Single Payer Activists Build Memorial on National Mall
By Russell Mokhiber
SinglePayerAction.org
September 21, 2009
Single payer activists have set up a memorial on the National Mall for the more than 44,000 Americans who die every year from lack of health insurance.
The memorial is being sponsored by Physicians for a National Health Program and Single Payer Action.
More than 3,000 American flags are planted on the mall at Constitution Avenue and 15th Street, NW, Washington, D.C.
The memorial is framed by a large, colorful banner that reads: “Every day, 120 Americans die from lack of health care. It doesn’t have to be this way. Single payer now. Everybody in. Nobody out.”
Tourists from Denmark, Israel and other foreign countries were stunned by the death toll.
“We don’t have this in Israel,” said one Israeli tourist. “Nobody dies from lack of health insurance. We have other problems.”
A Danish tourist said — “I’m from Denmark. We don’t have this problem there.”
“Each flag represents ten American deaths,” said Dr. Margaret Flowers of Physicians for a National Health Program. “Every day, we will plant 12 additional flags — representing the 120 Americans who died that day from lack of health insurance.
“We hope that this will make the deaths, which aren’t reported regularly in the papers, visible to the public and our legislators.”
“We feel a sense of urgency, because of the growing number of preventable deaths, to pass legislation that will be truly universal and control health care costs: a publicly financed national health system often referred to as ‘single payer’. We don’t see that happening currently in Congress,” Flowers said. “It is time to join the rest of the industrialized countries, to do what civilized societies do — take care of their people. We spend the most money on health care and have poor health results. Sooner or later, we will get single payer. We’re working to get it sooner — to save lives.”

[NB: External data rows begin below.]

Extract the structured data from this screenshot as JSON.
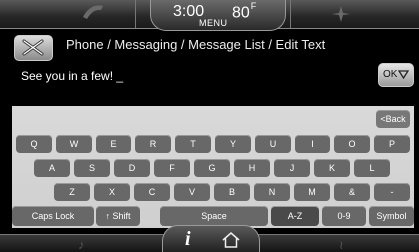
{
  "status": {
    "time": "3:00",
    "menu": "MENU",
    "temperature": "80",
    "temp_unit": "F"
  },
  "header": {
    "breadcrumb": "Phone / Messaging / Message List / Edit Text"
  },
  "message": {
    "text": "See you in a few! _"
  },
  "buttons": {
    "ok": "OK",
    "back": "<Back"
  },
  "keyboard": {
    "row1": [
      "Q",
      "W",
      "E",
      "R",
      "T",
      "Y",
      "U",
      "I",
      "O",
      "P"
    ],
    "row2": [
      "A",
      "S",
      "D",
      "F",
      "G",
      "H",
      "J",
      "K",
      "L"
    ],
    "row3": [
      "Z",
      "X",
      "C",
      "V",
      "B",
      "N",
      "M",
      "&",
      "-"
    ],
    "bottom": {
      "caps_lock": "Caps Lock",
      "shift": "Shift",
      "space": "Space",
      "az": "A-Z",
      "digits": "0-9",
      "symbol": "Symbol"
    }
  },
  "icons": {
    "close": "close-icon",
    "ok_arrow": "triangle-down-icon",
    "phone": "phone-icon",
    "nav": "navigation-icon",
    "info": "info-icon",
    "home": "home-icon",
    "music": "music-icon",
    "climate": "climate-icon"
  }
}
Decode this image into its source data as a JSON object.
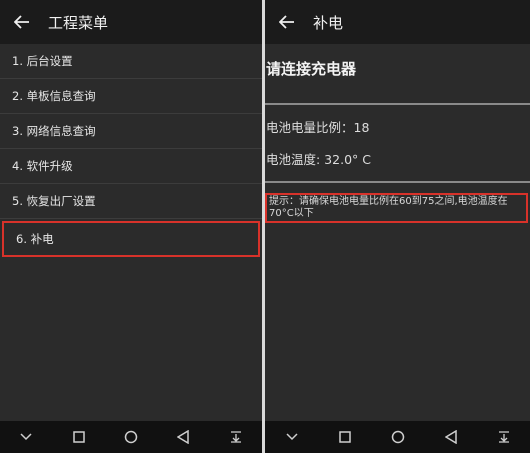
{
  "left": {
    "title": "工程菜单",
    "menu": [
      "1. 后台设置",
      "2. 单板信息查询",
      "3. 网络信息查询",
      "4. 软件升级",
      "5. 恢复出厂设置",
      "6. 补电"
    ]
  },
  "right": {
    "title": "补电",
    "heading": "请连接充电器",
    "battery_ratio": "电池电量比例：18",
    "battery_temp": "电池温度: 32.0° C",
    "tip": "提示：请确保电池电量比例在60到75之间,电池温度在70°C以下"
  },
  "colors": {
    "highlight": "#d8322a",
    "background": "#2b2b2b",
    "appbar": "#1b1b1b"
  }
}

A study published in the American Journal of Public Health last week found that more than 44,000 Americans die every year — 122 every day — due to lack of health insurance.
The 44,000 dead a year estimate is about two-and-a-half times higher than an estimate from the Institute of Medicine in 2002.
The Harvard-based researchers found that uninsured, working-age Americans have a 40 percent higher risk of death than their privately insured counterparts, up from a 25 percent excess death rate found in 1993.
“In Canada and western Europe, the number of people who die every year from lack of health insurance is zero,” said Russell Mokhiber of Single Payer Action. “In the United States, it’s 44,000. That’s a disgrace. It doesn’t have to be this way.”
Even the most liberal health care reform bill being seriously considered by the Democrats in the House would leave 17 million people uninsured.
The bill proposed by Senator Max Baucus would leave 25 million uninsured.
That translates into about 25,000 deaths annually from lack of health insurance.
“Single payer saves lives,” Mokhiber said. “Let’s get it done.”
Mark Dudzic of the Labor Campaign for Single Payer said he’s volunteering at the memorial because “it’s important to bear witness to all of the lives that have been lost because we’re the only industrialized country that doesn’t have a humane health care system for its people.”
The memorial will be up all of this week — until 6 p.m. on Sunday, September 27, 2009.